Headlining the list of riders that could move into the jersey is a man that has never started a Grand Tour before: Mathieu van der Poel. The Dutchman is making his Tour de France debut this season. Van der Poel is one of the world’s best punchers, he possesses an electrifying kick which can remove almost anyone from his wheel in an instant. The concluding hill is not too steep for him and the flattening nature of the climb could play into his hands.

When you consider Van der Poel, you must also think of Wout Van Aert. The new Belgian road champion is one of the most well-rounded cyclists in the world. Van Aert can win on a plethora of terrains, including those that are presented on stage one. However, he isn’t Jumbo-Visma’s only option. The stage is difficult enough to entice some of the GC favourites, none more so than Primoz Roglic. Roglic proved that he is one of the best punchers in the world when he was a close second to Julian Alaphilippe on the Mur de Huy at La Flèche Wallonne earlier this season. Jumbo-Visma rode a conservative race at the Tour de France last year which they will regret considering they didn't end up in yellow. They will surely look to grab every opportunity they can this year.

Roglic isn’t the only fast finisher of the GC favourites, though. Tadej Pogacar demonstrated that when he sprinted past Julian Alaphilippe to win Liege-Bastogne-Liege this year — the first monument of his young career. The defending champion also sprinted past Marc Hirschi and Roglic on stage nine of the Tour de France last season, where he won his first Grand Tour stage. Pogacar is a rapid finisher and we all know he’s an outstanding climber — don’t count him out of this one. If Marc Hirschi is on form, he too could be a dangerous option for UAE. However, he hasn’t located the form that led him to becoming a breakout star at the Tour de France since joining UAE.

We have somehow made it this far into the contenders section without mentioning the World Champion. Many consider Julian Alaphilippe to be the best puncher in the world. Alaphilppe has a fine record at the Tour de France too — he has won five stages across the previous three editions of the Tour de France and also wore the yellow jersey in 2019 and 2020. Alaphilippe will be hungry to add more this season. He may have preferred a steeper finish all the way until the line, but he’ll at least want to stay in touch ahead of the Mûr-de-Bretagne on stage two which is right up his street. Deceuninck-Quick Step may also try to place Davide Ballerini well.
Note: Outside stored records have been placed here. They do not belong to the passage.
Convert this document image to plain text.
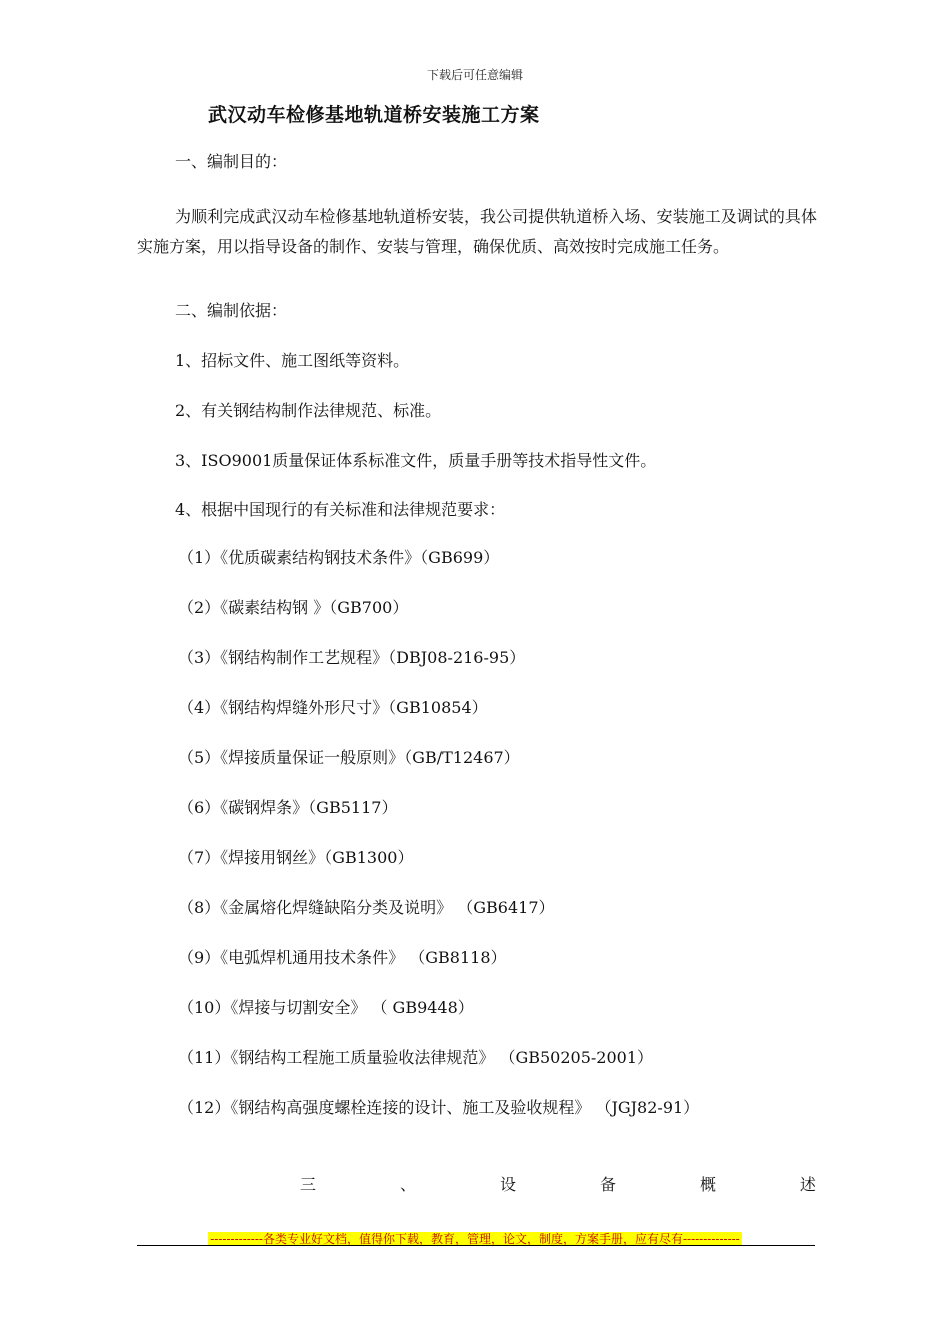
下载后可任意编辑
武汉动车检修基地轨道桥安装施工方案
一、编制目的：
为顺利完成武汉动车检修基地轨道桥安装，我公司提供轨道桥入场、安装施工及调试的具体实施方案，用以指导设备的制作、安装与管理，确保优质、高效按时完成施工任务。
二、编制依据：
1、招标文件、施工图纸等资料。
2、有关钢结构制作法律规范、标准。
3、ISO9001质量保证体系标准文件，质量手册等技术指导性文件。
4、根据中国现行的有关标准和法律规范要求：
（1）《优质碳素结构钢技术条件》（GB699）
（2）《碳素结构钢 》（GB700）
（3）《钢结构制作工艺规程》（DBJ08-216-95）
（4）《钢结构焊缝外形尺寸》（GB10854）
（5）《焊接质量保证一般原则》（GB/T12467）
（6）《碳钢焊条》（GB5117）
（7）《焊接用钢丝》（GB1300）
（8）《金属熔化焊缝缺陷分类及说明》 （GB6417）
（9）《电弧焊机通用技术条件》 （GB8118）
（10）《焊接与切割安全》 （ GB9448）
（11）《钢结构工程施工质量验收法律规范》 （GB50205-2001）
（12）《钢结构高强度螺栓连接的设计、施工及验收规程》 （JGJ82-91）
三	、	设	备	概	述
-------------各类专业好文档，值得你下载，教育，管理，论文，制度，方案手册，应有尽有--------------
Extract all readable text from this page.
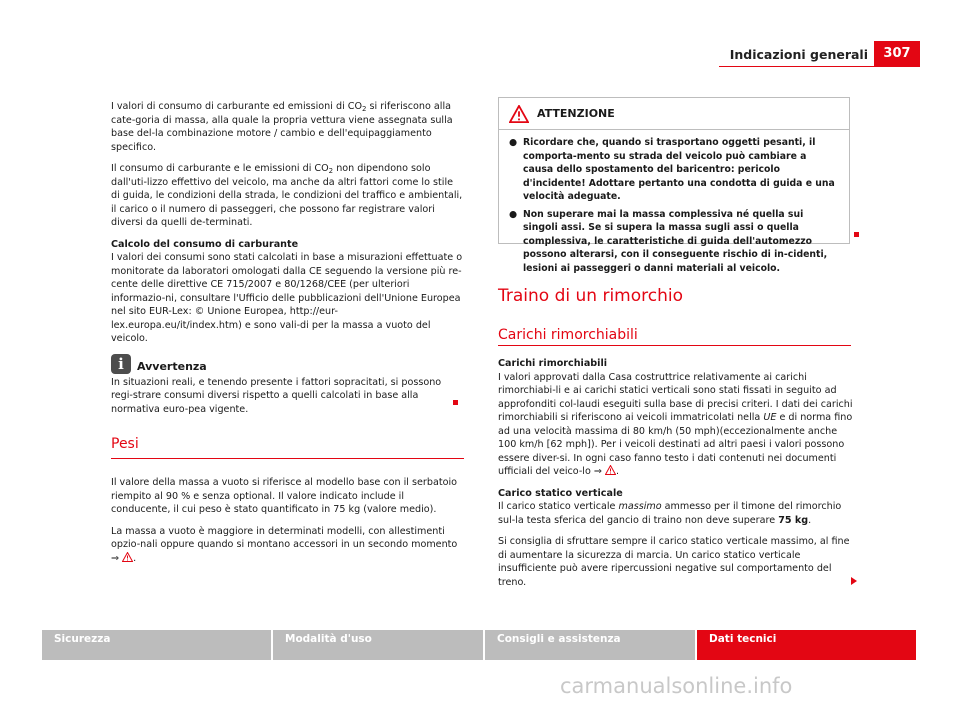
Indicazioni generali	307

I valori di consumo di carburante ed emissioni di $CO_2$ si riferiscono alla cate-goria di massa, alla quale la propria vettura viene assegnata sulla base del-la combinazione motore / cambio e dell'equipaggiamento specifico.

Il consumo di carburante e le emissioni di $CO_2$ non dipendono solo dall'uti-lizzo effettivo del veicolo, ma anche da altri fattori come lo stile di guida, le condizioni della strada, le condizioni del traffico e ambientali, il carico o il numero di passeggeri, che possono far registrare valori diversi da quelli de-terminati.

Calcolo del consumo di carburante
I valori dei consumi sono stati calcolati in base a misurazioni effettuate o monitorate da laboratori omologati dalla CE seguendo la versione più re-cente delle direttive CE 715/2007 e 80/1268/CEE (per ulteriori informazio-ni, consultare l'Ufficio delle pubblicazioni dell'Unione Europea nel sito EUR-Lex: © Unione Europea, http://eur-lex.europa.eu/it/index.htm) e sono vali-di per la massa a vuoto del veicolo.

i	Avvertenza

In situazioni reali, e tenendo presente i fattori sopracitati, si possono regi-strare consumi diversi rispetto a quelli calcolati in base alla normativa euro-pea vigente.

Pesi

Il valore della massa a vuoto si riferisce al modello base con il serbatoio riempito al 90 % e senza optional. Il valore indicato include il conducente, il cui peso è stato quantificato in 75 kg (valore medio).

La massa a vuoto è maggiore in determinati modelli, con allestimenti opzio-nali oppure quando si montano accessori in un secondo momento ⇒ .

ATTENZIONE
● Ricordare che, quando si trasportano oggetti pesanti, il comporta-mento su strada del veicolo può cambiare a causa dello spostamento del baricentro: pericolo d'incidente! Adottare pertanto una condotta di guida e una velocità adeguate.
● Non superare mai la massa complessiva né quella sui singoli assi. Se si supera la massa sugli assi o quella complessiva, le caratteristiche di guida dell'automezzo possono alterarsi, con il conseguente rischio di in-cidenti, lesioni ai passeggeri o danni materiali al veicolo.
Traino di un rimorchio
Carichi rimorchiabili

Carichi rimorchiabili
I valori approvati dalla Casa costruttrice relativamente ai carichi rimorchiabi-li e ai carichi statici verticali sono stati fissati in seguito ad approfonditi col-laudi eseguiti sulla base di precisi criteri. I dati dei carichi rimorchiabili si riferiscono ai veicoli immatricolati nella UE e di norma fino ad una velocità massima di 80 km/h (50 mph)(eccezionalmente anche 100 km/h [62 mph]). Per i veicoli destinati ad altri paesi i valori possono essere diver-si. In ogni caso fanno testo i dati contenuti nei documenti ufficiali del veico-lo ⇒ .

Carico statico verticale
Il carico statico verticale massimo ammesso per il timone del rimorchio sul-la testa sferica del gancio di traino non deve superare 75 kg.

Si consiglia di sfruttare sempre il carico statico verticale massimo, al fine di aumentare la sicurezza di marcia. Un carico statico verticale insufficiente può avere ripercussioni negative sul comportamento del treno.

Sicurezza	Modalità d'uso	Consigli e assistenza	Dati tecnici
carmanualsonline.info
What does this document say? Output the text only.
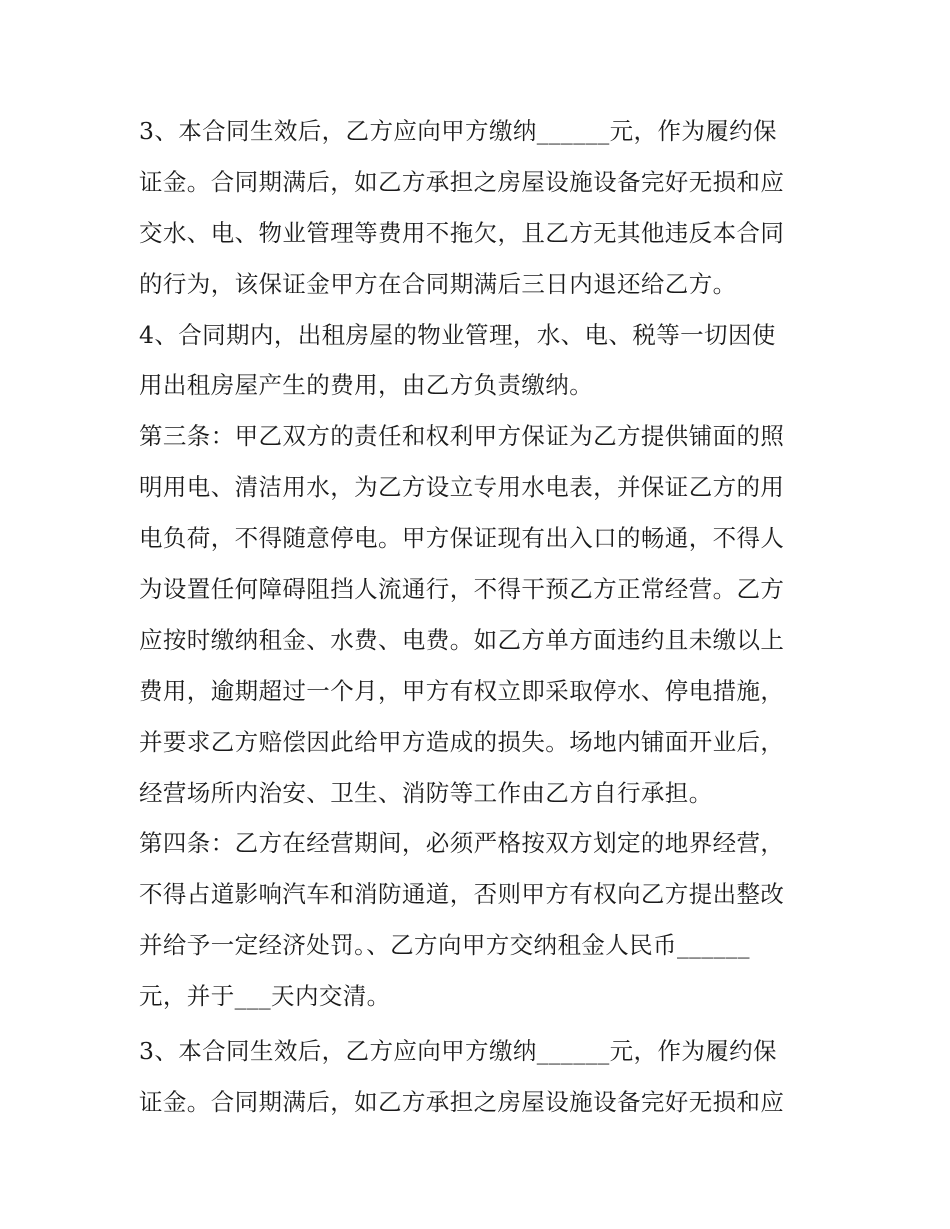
3、本合同生效后，乙方应向甲方缴纳______元，作为履约保
证金。合同期满后，如乙方承担之房屋设施设备完好无损和应
交水、电、物业管理等费用不拖欠，且乙方无其他违反本合同
的行为，该保证金甲方在合同期满后三日内退还给乙方。
4、合同期内，出租房屋的物业管理，水、电、税等一切因使
用出租房屋产生的费用，由乙方负责缴纳。
第三条：甲乙双方的责任和权利甲方保证为乙方提供铺面的照
明用电、清洁用水，为乙方设立专用水电表，并保证乙方的用
电负荷，不得随意停电。甲方保证现有出入口的畅通，不得人
为设置任何障碍阻挡人流通行，不得干预乙方正常经营。乙方
应按时缴纳租金、水费、电费。如乙方单方面违约且未缴以上
费用，逾期超过一个月，甲方有权立即采取停水、停电措施，
并要求乙方赔偿因此给甲方造成的损失。场地内铺面开业后，
经营场所内治安、卫生、消防等工作由乙方自行承担。
第四条：乙方在经营期间，必须严格按双方划定的地界经营，
不得占道影响汽车和消防通道，否则甲方有权向乙方提出整改
并给予一定经济处罚。、乙方向甲方交纳租金人民币______
元，并于___天内交清。
3、本合同生效后，乙方应向甲方缴纳______元，作为履约保
证金。合同期满后，如乙方承担之房屋设施设备完好无损和应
Once upon a time, Peter Sagan would haveve been the clear favourite for this stage. The Slovak has won twelve Tour de France stages over his illustrious career but failed to win at the Tour last season. Bora do have GC ambitions with Wilco Kelderman, but also possess the tools to help Sagan pursue his goals in Daniel Oss and Ide Schelling. It is possible that Bora will send Schelling for a flyer early to take the pressure off the team chasing — the young Dutchman is a strong rider in his own right and is one that could cause an upset here. However, Bora’s main goals lie with Peter Sagan, who hasn’t worn the yellow jersey since 2018. Could this be his moment to jump into the maillot jaune again?

Two other riders that will have ambitions for yellow are Sonny Cobrelli and Michael ‘Bling’ Matthews. Matthews is the more accomplished of the duo with three Tour de France stage victories to his name. However, it is Colbrelli who has been in fine form this season with two WorldTour victories and more recently, the Italian national jersey.

Other riders with a chance include Christophe Laporte, Magnus Cort, Alejandro Valverde, Alex Aranburu and Ivan Garcia Cortina.


Stage one has all the prerequisites to be one of the most thrilling opening stages to the Tour de France in recent memory. A plethora of riders could win. However, we are going with a Tour de France debutant in Mathieu van der Poel. The decisive climb in Landerneau flattens off which will allow Van der Poel to unleash a ferocious sprint to the finish line. We think Mathieu van der Poel will be the first yellow jersey of the 2021 Tour de France.